Tensions mounted during Berkeley City Council’s first regular meeting Tuesday following the Nov. 3 elections as Councilmember Cheryl Davila made allegations about a coordinated effort to hurt her chances of reelection.
While votes are still being counted, Davila is currently behind challenger Terry Taplin in the District 2 City Council race by about 10 percentage points, as of press time. During council comment on the consent calendar, Davila alleged that her City Council colleagues had conspired to undermine her reelection efforts.
“It was the entire council that also teamed up with Berkeleyside and East Bay Times, with lies, deception, collusion, corruption, stealing and all kinds of shenanigans,” Davila alleged during the meeting. “In 2016, I was an unexpected victory, and I was treated that way the entire time, so they had four years to come up with this plan. Looks like they did a good job.”
This was not the first time Davila has made such claims. In a post-election interview, Davila alleged that “sabotage” had taken place and that her campaign signs had been stolen or damaged, among other claims.
Tensions briefly escalated when Mayor Jesse Arreguín made an attempt to redirect the discussion back to the consent calendar.
“I will finish speaking,” Davila said, speaking over Arreguín. “You’re not silencing me anymore. … I’m free now to say whatever the hell I want, when I want.”
Later in the meeting, a lengthy discussion took place over an item proposed by Councilmember Rashi Kesarwani that would install additional lighting and security cameras along major streets serving as entry and exit points to the city in order to assist police investigators in identifying fleeing suspects.

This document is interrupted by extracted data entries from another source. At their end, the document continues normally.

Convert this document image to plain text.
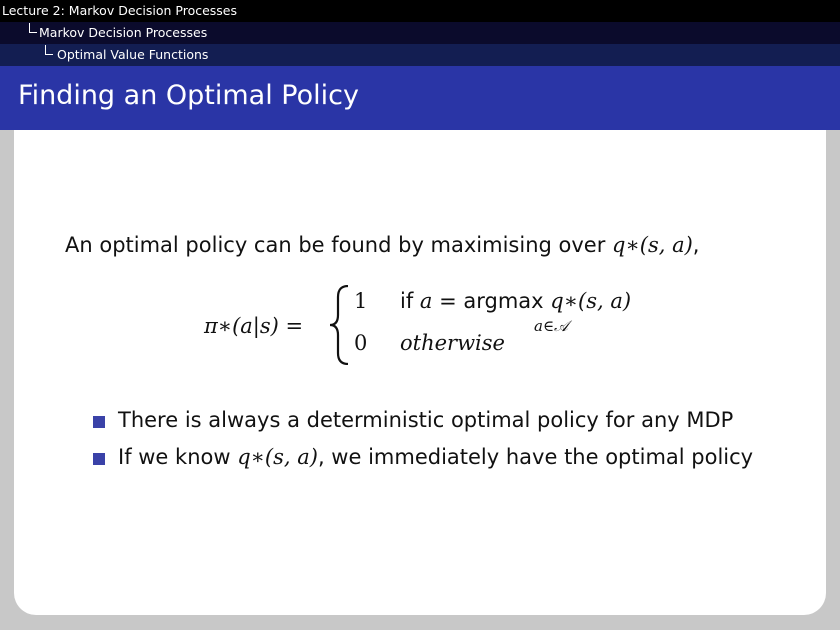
Lecture 2: Markov Decision Processes
Markov Decision Processes
Optimal Value Functions
Finding an Optimal Policy
An optimal policy can be found by maximising over q∗(s, a),
π∗(a|s) =
1 if a = argmax q∗(s, a)
a∈𝒜
0 otherwise
There is always a deterministic optimal policy for any MDP
If we know q∗(s, a), we immediately have the optimal policy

In light of budgetary concerns, Kesarwani submitted amendments to the item that would instead refer the cameras to a community input process for the reimagining public safety omnibus package, which passed in July. Funds for additional street lighting in “high crime areas” would be referred to the upcoming November budget process.
Despite the amendments, members of the City Council and the public voiced concerns over whether limited budget dollars should be spent on cameras without further research and the impact that added surveillance would have on civil liberties.

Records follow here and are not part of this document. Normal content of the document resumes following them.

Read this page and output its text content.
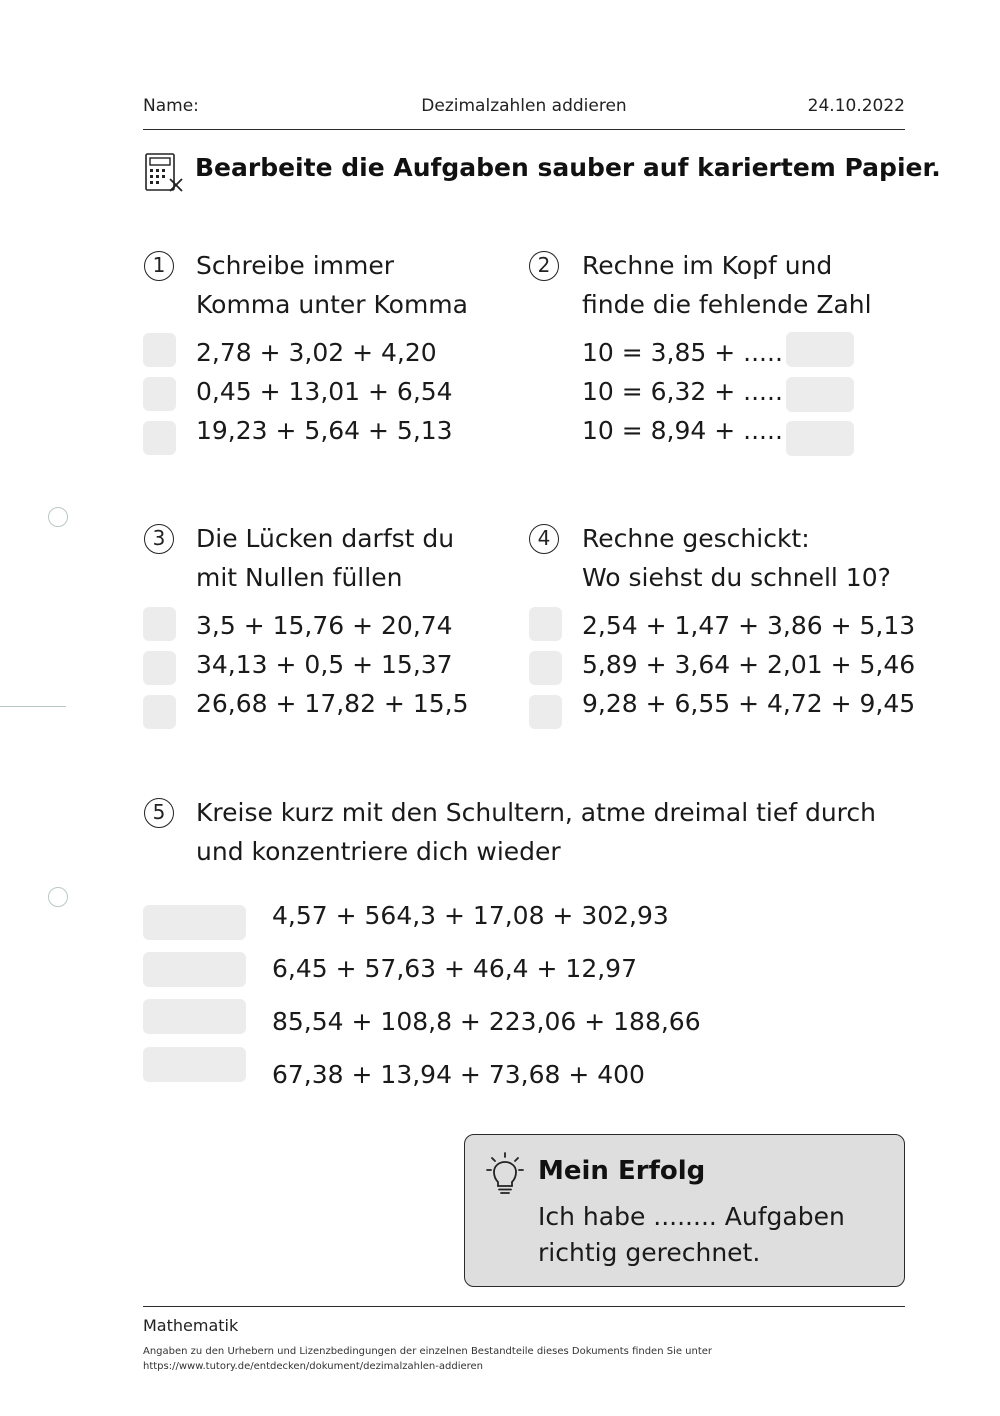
Name:	Dezimalzahlen addieren	24.10.2022
Bearbeite die Aufgaben sauber auf kariertem Papier.
1	Schreibe immer
Komma unter Komma
2,78 + 3,02 + 4,20
0,45 + 13,01 + 6,54
19,23 + 5,64 + 5,13
2	Rechne im Kopf und
finde die fehlende Zahl
10 = 3,85 + .....
10 = 6,32 + .....
10 = 8,94 + .....
3	Die Lücken darfst du
mit Nullen füllen
3,5 + 15,76 + 20,74
34,13 + 0,5 + 15,37
26,68 + 17,82 + 15,5
4	Rechne geschickt:
Wo siehst du schnell 10?
2,54 + 1,47 + 3,86 + 5,13
5,89 + 3,64 + 2,01 + 5,46
9,28 + 6,55 + 4,72 + 9,45
5	Kreise kurz mit den Schultern, atme dreimal tief durch
und konzentriere dich wieder
4,57 + 564,3 + 17,08 + 302,93
6,45 + 57,63 + 46,4 + 12,97
85,54 + 108,8 + 223,06 + 188,66
67,38 + 13,94 + 73,68 + 400
Mein Erfolg
Ich habe ........ Aufgaben
richtig gerechnet.
Mathematik
Angaben zu den Urhebern und Lizenzbedingungen der einzelnen Bestandteile dieses Dokuments finden Sie unter
https://www.tutory.de/entdecken/dokument/dezimalzahlen-addieren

“I don’t think we want to become a surveillance fortress and be filming everybody that comes into and out of Berkeley,” said Councilmember Sophie Hahn during the meeting. “I’m just really concerned about the cost in civil liberties and the intrusiveness of government surveillance.”
Before a vote could take place on the item, Arreguín abruptly adjourned the meeting at its regular end time of 11 p.m., as no motion to extend the meeting had been made. The remaining action items will be referred to the Agenda and Rules Committee as unfinished business, Arreguín said.
Among the remaining items was a resolution to take a vote of no confidence in Berkeley Police Department Chief Andrew Greenwood, which Davila introduced after a comment Greenwood made during a June City Council meeting when he suggested that firearms are the alternative to tear gas as a means of crowd control.
The item has since appeared on the City Council’s action calendar multiple times and has yet to be taken up for discussion, which members of the public have taken issue with during City Council meetings.
“I ask the council to take some courage. Take the moral courage to take a vote,” said public commenter James McFadden during the meeting. “Stop making the public wait until 11 p.m. and then postponing when it’s a controversial vote.”